Sünnet, Resulullah’ın (sav) yaşantısının ruhudur. İstişarenin ruhu da ortaya çıkan mutabakata uymak, bu doğrultuda gerekirse kendi doğru yaklaşımını bir kenara bırakabilmektir. İstişarenin amacı bir konudaki en doğru stratejiyi bulmak, en isabetli kararı vermek değildir. Şûrâdan murat mevzu ile ilgili kişilerin görüşünün açıkça ortaya çıkmasını sağlayarak azami müşterekte buluşabilmektir. İşin sırrı ve ruhu buradadır. Şûrâ bazen yanlış olduğunu bildiğin halde onu yapmak; doğru olduğunu bildiğin bir şeyi de bazen terk edebilmektir.

Medine-i Münevvere’ye Mekke ordusu hücum ettiğinde doğru olan -Resulullah’în (sav) tercih ettiği- strateji kesinlikle savunma harbi yapmaktı. Şûrâdaki temayül aksi yönde çıkınca Resullullah (sav) hiç tereddüt etmeden zırhını giydi, kılıcını kuşandı ve meydan muharebesine çıktı. Münafıklar güruhu, bu göz göre göre yapılan stratejik hatanın bir hezimete yol açabileceğini gördükleri için yoldan geri dönmeyi yeğlediler. Komutanların serdârı Hz. Muhammed Mustafa (sav) dâhiyane bir çözümle ordunun sırtını Uhut dağına vererek, katbekat üstün düşmanla dar bir hatta karşı karşıya gelmek suretiyle meydanda yine müdafaa taktiği uyguladı. Okçuların, başkomutanın kesin emrine rağmen, savaş kazanıldı zannederek mevzilerini terk etmeleri bir faciaya yol açtı. İçlerinde Hz. Hamza’nın da bulunduğu 70 sahabi o gün şehit düştü.

Fakat bu hezimetten ders alan İslam toplumu; müşrikler bu kez müttefik ordularıyla çok daha güçlü olarak geldiklerinde hiç tereddütsüz oy birliği ile savunma harbi yapmaya karar verdi. Toplum, kendi hatasından ders almayı, deneyerek ve gerekirse yanılarak öğrenmeyi öğrendi.

Sorunuza gelince:

Her yönetim kendi meşruiyet teorisini oluşturmaya çalışır.
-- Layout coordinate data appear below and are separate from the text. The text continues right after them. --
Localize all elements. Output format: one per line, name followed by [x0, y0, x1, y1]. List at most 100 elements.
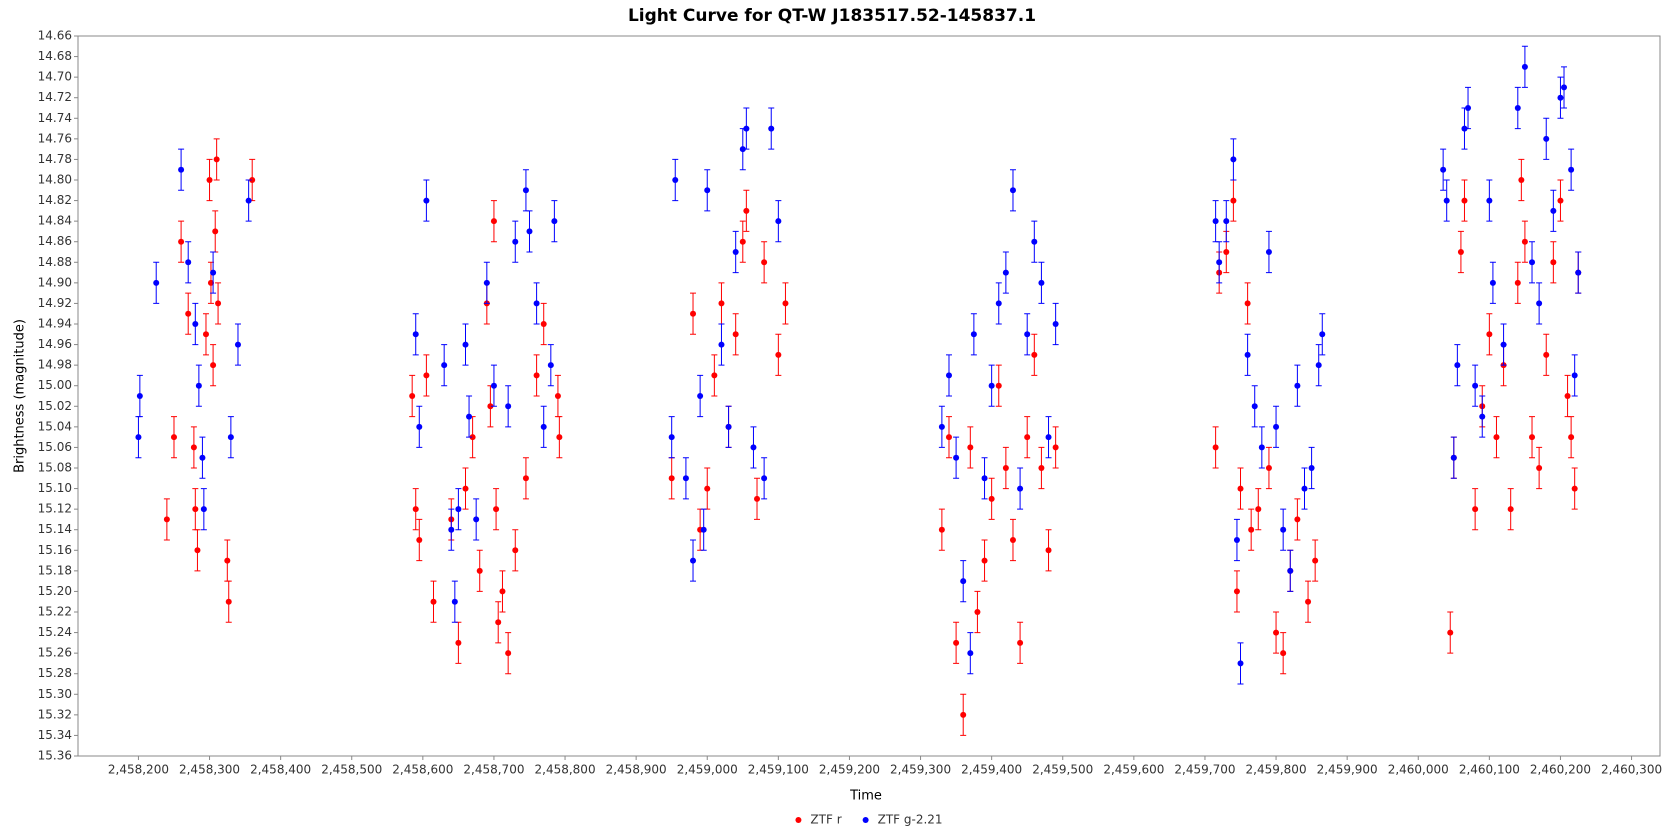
data-point [732, 249, 739, 255]
data-point [1457, 249, 1464, 255]
data-point [1529, 259, 1536, 266]
y-tick-label: 15.12 [38, 502, 72, 516]
data-point [1216, 259, 1223, 266]
y-tick-label: 15.06 [38, 440, 72, 454]
data-point [672, 177, 679, 183]
data-point [1258, 444, 1265, 451]
data-point [249, 177, 256, 183]
data-point [1265, 249, 1272, 255]
data-point [533, 300, 540, 307]
legend-marker [862, 817, 869, 823]
y-tick-label: 15.26 [38, 646, 72, 660]
data-point [1223, 218, 1230, 225]
x-tick-label: 2,458,200 [108, 763, 169, 777]
data-point [1550, 207, 1557, 214]
data-point [499, 588, 506, 595]
data-point [199, 454, 206, 461]
data-point [945, 372, 952, 379]
data-point [697, 393, 704, 399]
data-point [245, 197, 252, 204]
data-point [974, 609, 981, 615]
data-point [412, 506, 419, 513]
y-tick-label: 14.74 [38, 111, 72, 125]
data-point [1212, 444, 1219, 451]
y-tick-label: 14.92 [38, 296, 72, 310]
data-point [743, 207, 750, 214]
data-point [1536, 465, 1543, 471]
data-point [416, 423, 423, 430]
y-tick-label: 14.68 [38, 49, 72, 63]
data-point [483, 279, 490, 286]
x-tick-label: 2,458,800 [535, 763, 596, 777]
data-point [1312, 557, 1319, 564]
data-point [210, 269, 217, 276]
data-point [953, 639, 960, 646]
data-point [540, 321, 547, 327]
data-point [1571, 372, 1578, 379]
data-point [423, 372, 430, 379]
data-point [1045, 434, 1052, 441]
data-point [526, 228, 533, 235]
data-point [505, 403, 512, 410]
x-tick-label: 2,460,100 [1459, 763, 1520, 777]
legend-label: ZTF r [810, 813, 841, 827]
data-point [412, 331, 419, 338]
data-point [739, 238, 746, 245]
data-point [1550, 259, 1557, 266]
data-point [224, 557, 231, 564]
data-point [1017, 639, 1024, 646]
data-point [1052, 444, 1059, 451]
data-point [493, 506, 500, 513]
y-tick-label: 14.90 [38, 275, 72, 289]
data-point [1265, 465, 1272, 471]
data-point [455, 506, 462, 513]
data-point [153, 279, 160, 286]
data-point [1557, 197, 1564, 204]
data-point [1038, 465, 1045, 471]
data-point [1319, 331, 1326, 338]
data-point [690, 310, 697, 317]
data-point [1465, 105, 1472, 111]
data-point [981, 557, 988, 564]
x-tick-label: 2,458,500 [321, 763, 382, 777]
data-point [1273, 629, 1280, 636]
data-point [718, 341, 725, 348]
x-tick-label: 2,460,000 [1388, 763, 1449, 777]
x-tick-label: 2,458,300 [179, 763, 240, 777]
data-point [704, 485, 711, 492]
y-tick-label: 15.36 [38, 749, 72, 763]
data-point [988, 495, 995, 502]
data-point [1472, 506, 1479, 513]
data-point [1031, 238, 1038, 245]
data-point [451, 598, 458, 605]
data-point [718, 300, 725, 307]
data-point [1461, 197, 1468, 204]
data-point [960, 578, 967, 585]
y-tick-label: 15.00 [38, 378, 72, 392]
data-point [207, 279, 214, 286]
y-tick-label: 14.70 [38, 70, 72, 84]
x-tick-label: 2,459,800 [1246, 763, 1307, 777]
data-point [1237, 485, 1244, 492]
data-point [556, 434, 563, 441]
data-point [136, 393, 143, 399]
data-point [761, 259, 768, 266]
data-point [938, 526, 945, 533]
y-tick-label: 14.94 [38, 317, 72, 331]
data-point [430, 598, 437, 605]
y-tick-label: 15.14 [38, 522, 72, 536]
data-point [473, 516, 480, 523]
chart-title: Light Curve for QT-W J183517.52-145837.1 [628, 6, 1036, 26]
data-point [1024, 434, 1031, 441]
x-tick-label: 2,458,400 [250, 763, 311, 777]
data-point [1564, 393, 1571, 399]
data-point [1255, 506, 1262, 513]
data-point [490, 218, 497, 225]
data-point [1557, 94, 1564, 101]
data-point [163, 516, 170, 523]
data-point [1454, 362, 1461, 369]
data-point [1493, 434, 1500, 441]
data-point [1486, 197, 1493, 204]
y-tick-label: 15.22 [38, 605, 72, 619]
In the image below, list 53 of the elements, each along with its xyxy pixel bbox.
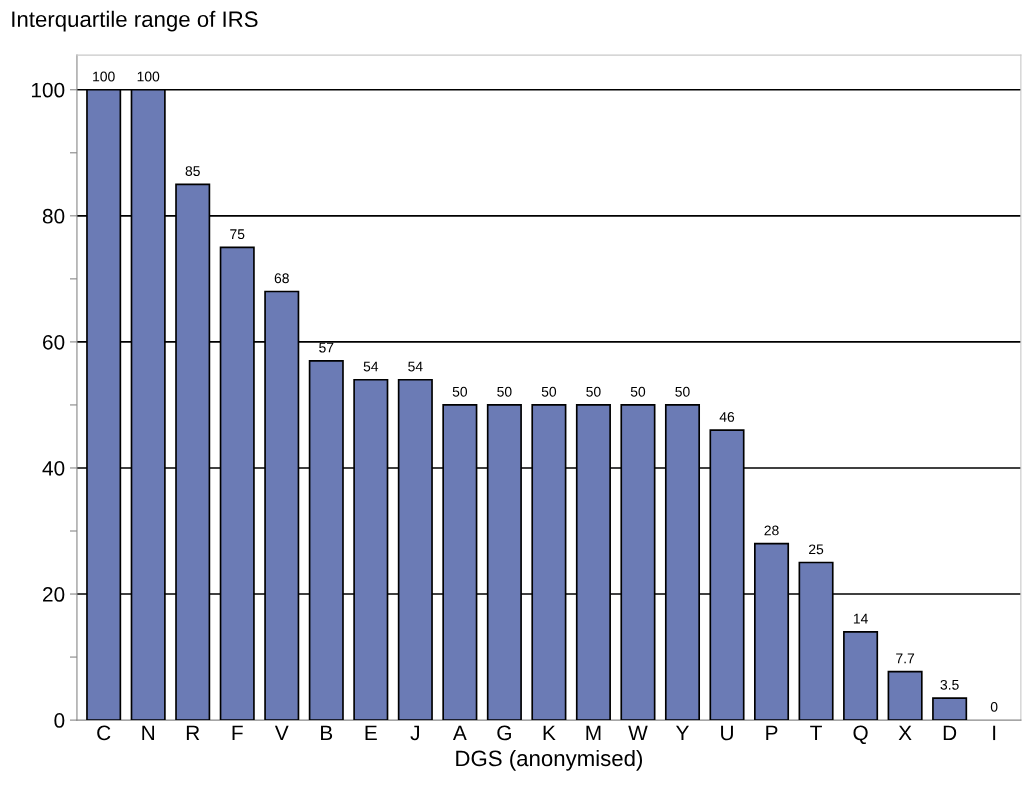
bar xyxy=(887,670,923,721)
y-tick-label: 40 xyxy=(42,460,65,476)
x-tick-label: P xyxy=(766,725,778,741)
data-label: 54 xyxy=(363,361,379,372)
x-tick-label: D xyxy=(943,725,957,741)
x-tick-label: T xyxy=(810,725,822,741)
x-tick-label: J xyxy=(410,725,419,741)
data-label: 14 xyxy=(853,613,868,624)
x-tick-label: C xyxy=(97,725,111,741)
x-tick-label: K xyxy=(543,725,556,741)
x-tick-label: E xyxy=(365,725,377,741)
data-label: 75 xyxy=(230,229,245,240)
y-tick-label: 60 xyxy=(43,334,65,350)
x-tick-label: G xyxy=(497,725,511,741)
data-label: 50 xyxy=(630,386,646,397)
x-tick-label: V xyxy=(274,725,289,741)
data-label: 57 xyxy=(319,342,334,353)
data-label: 28 xyxy=(764,525,779,536)
data-label: 50 xyxy=(452,386,468,397)
chart-title: Interquartile range of IRS xyxy=(12,10,258,32)
data-label: 68 xyxy=(274,273,289,284)
x-tick-label: A xyxy=(452,725,467,741)
x-tick-label: R xyxy=(186,725,200,741)
x-tick-label: W xyxy=(628,725,648,741)
bar xyxy=(932,697,968,721)
data-label: 46 xyxy=(719,412,735,422)
data-label: 54 xyxy=(408,361,423,372)
x-tick-label: I xyxy=(993,725,996,741)
data-label: 50 xyxy=(541,386,557,397)
data-label: 7.7 xyxy=(896,653,915,664)
data-label: 3.5 xyxy=(940,679,959,690)
bar xyxy=(843,631,879,721)
data-label: 0 xyxy=(990,701,998,712)
data-label: 100 xyxy=(93,71,115,82)
x-axis-title: DGS (anonymised) xyxy=(456,749,643,771)
data-label: 50 xyxy=(497,386,512,397)
data-label: 85 xyxy=(185,166,200,177)
x-tick-label: U xyxy=(721,725,733,741)
x-tick-label: F xyxy=(232,725,243,741)
x-tick-label: Y xyxy=(675,725,689,741)
data-label: 50 xyxy=(675,386,690,397)
y-tick-label: 20 xyxy=(43,587,65,602)
y-tick-label: 0 xyxy=(54,713,65,728)
data-label: 100 xyxy=(137,71,160,82)
x-tick-label: B xyxy=(321,725,333,741)
y-tick-label: 80 xyxy=(42,208,65,224)
y-tick-label: 100 xyxy=(31,82,65,98)
x-tick-label: Q xyxy=(853,725,868,744)
data-label: 50 xyxy=(586,386,601,397)
data-label: 25 xyxy=(809,544,824,555)
x-tick-label: M xyxy=(586,725,601,741)
x-tick-label: X xyxy=(898,725,912,741)
x-tick-label: N xyxy=(142,725,155,741)
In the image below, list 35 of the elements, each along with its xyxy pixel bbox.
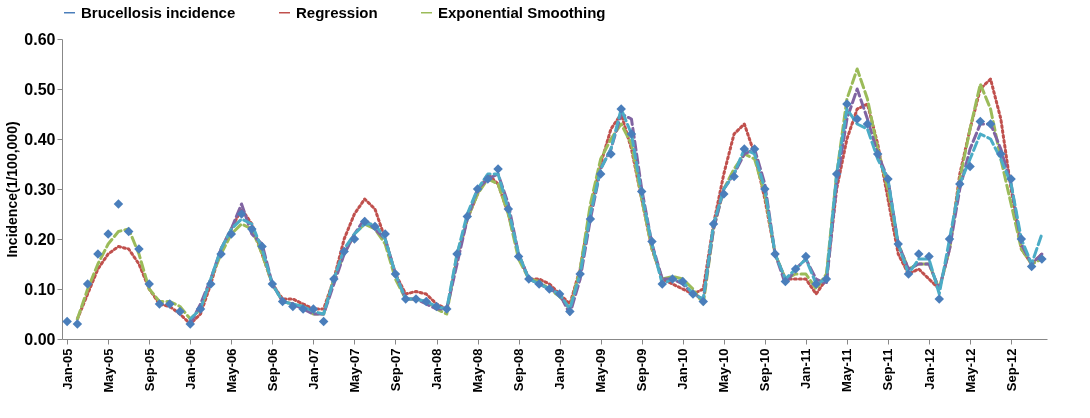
y-tick-label: 0.10 bbox=[24, 280, 56, 298]
x-tick-label: Sep-07 bbox=[387, 348, 403, 392]
x-tick-label: Jan-09 bbox=[552, 348, 568, 390]
x-tick-label: Sep-10 bbox=[757, 348, 773, 392]
x-tick-label: Jan-05 bbox=[59, 348, 75, 390]
x-tick-label: Jan-08 bbox=[429, 348, 445, 390]
y-tick-label: 0.30 bbox=[24, 180, 56, 198]
x-tick-label: Sep-12 bbox=[1003, 348, 1019, 392]
x-tick-label: Jan-07 bbox=[305, 348, 321, 390]
x-tick-label: May-07 bbox=[346, 348, 362, 393]
x-tick-label: May-06 bbox=[223, 348, 239, 393]
legend-label: Brucellosis incidence bbox=[81, 3, 236, 21]
x-tick-label: Sep-05 bbox=[141, 348, 157, 392]
x-tick-label: Sep-11 bbox=[880, 348, 896, 391]
x-tick-label: May-09 bbox=[593, 348, 609, 393]
x-tick-label: May-08 bbox=[470, 348, 486, 393]
y-tick-label: 0.40 bbox=[24, 130, 56, 148]
x-tick-label: May-05 bbox=[100, 348, 116, 393]
y-tick-label: 0.60 bbox=[24, 30, 56, 48]
x-tick-label: Sep-08 bbox=[511, 348, 527, 392]
legend-label: Exponential Smoothing bbox=[438, 3, 606, 21]
legend-label: Regression bbox=[296, 3, 378, 21]
x-tick-label: Jan-11 bbox=[798, 348, 814, 389]
x-tick-label: Sep-06 bbox=[264, 348, 280, 392]
x-tick-label: May-12 bbox=[962, 348, 978, 393]
x-tick-label: May-10 bbox=[716, 348, 732, 393]
x-tick-label: Jan-10 bbox=[675, 348, 691, 390]
y-tick-label: 0.20 bbox=[24, 230, 56, 248]
x-tick-label: Jan-12 bbox=[921, 348, 937, 390]
x-tick-label: May-11 bbox=[839, 348, 855, 392]
y-tick-label: 0.50 bbox=[24, 80, 56, 98]
x-tick-label: Jan-06 bbox=[182, 348, 198, 390]
x-tick-label: Sep-09 bbox=[634, 348, 650, 392]
y-axis-title: Incidence(1/100,000) bbox=[4, 121, 21, 258]
y-tick-label: 0.00 bbox=[24, 330, 56, 348]
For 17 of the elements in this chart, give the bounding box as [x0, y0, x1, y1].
Nitekim devrimler ve askeri darbeler de kendilerini bir şekilde meşru sayarlar.

Hz. Peygamber her zaman istişare etmiş; daima istişarenin neticesine tabi olmuştur. Şûrâ neticesi bazen Resulullah’ın (sav) görüşüne uygun tecelli etmiş, bazen aksi yönde tecelli etmiş; bazen şûrâ sırasında yepyeni bir görüş ortaya çıkmıştır.

Kafa karışıklığının sebebi Hz. Peygamber’in uygulamalarını belli bir geleneğin ve kültürün oluşturduğu ön yargı içinde okumaktır. Saltanatın gölgesinde fıkıh yapanlar ister istemez Kitap ve sünneti de kurulu düzeni koruyup kollayacak şekilde yorumluyorlar. Saltanat kendi hukukunu, ekonomisini, seçkinlerini, ulemasını üretir.

Hz. Peygamber’in ashabına danıştığı, ancak yine de bildiğini okuduğunu öne sürmek “Ve şâvirhüm fi’l-emr” (Her işte onlara danış!) emr-i sübhânisini “by-pass” etmek demektir. Hile-i gayr-i şer’iyyedir.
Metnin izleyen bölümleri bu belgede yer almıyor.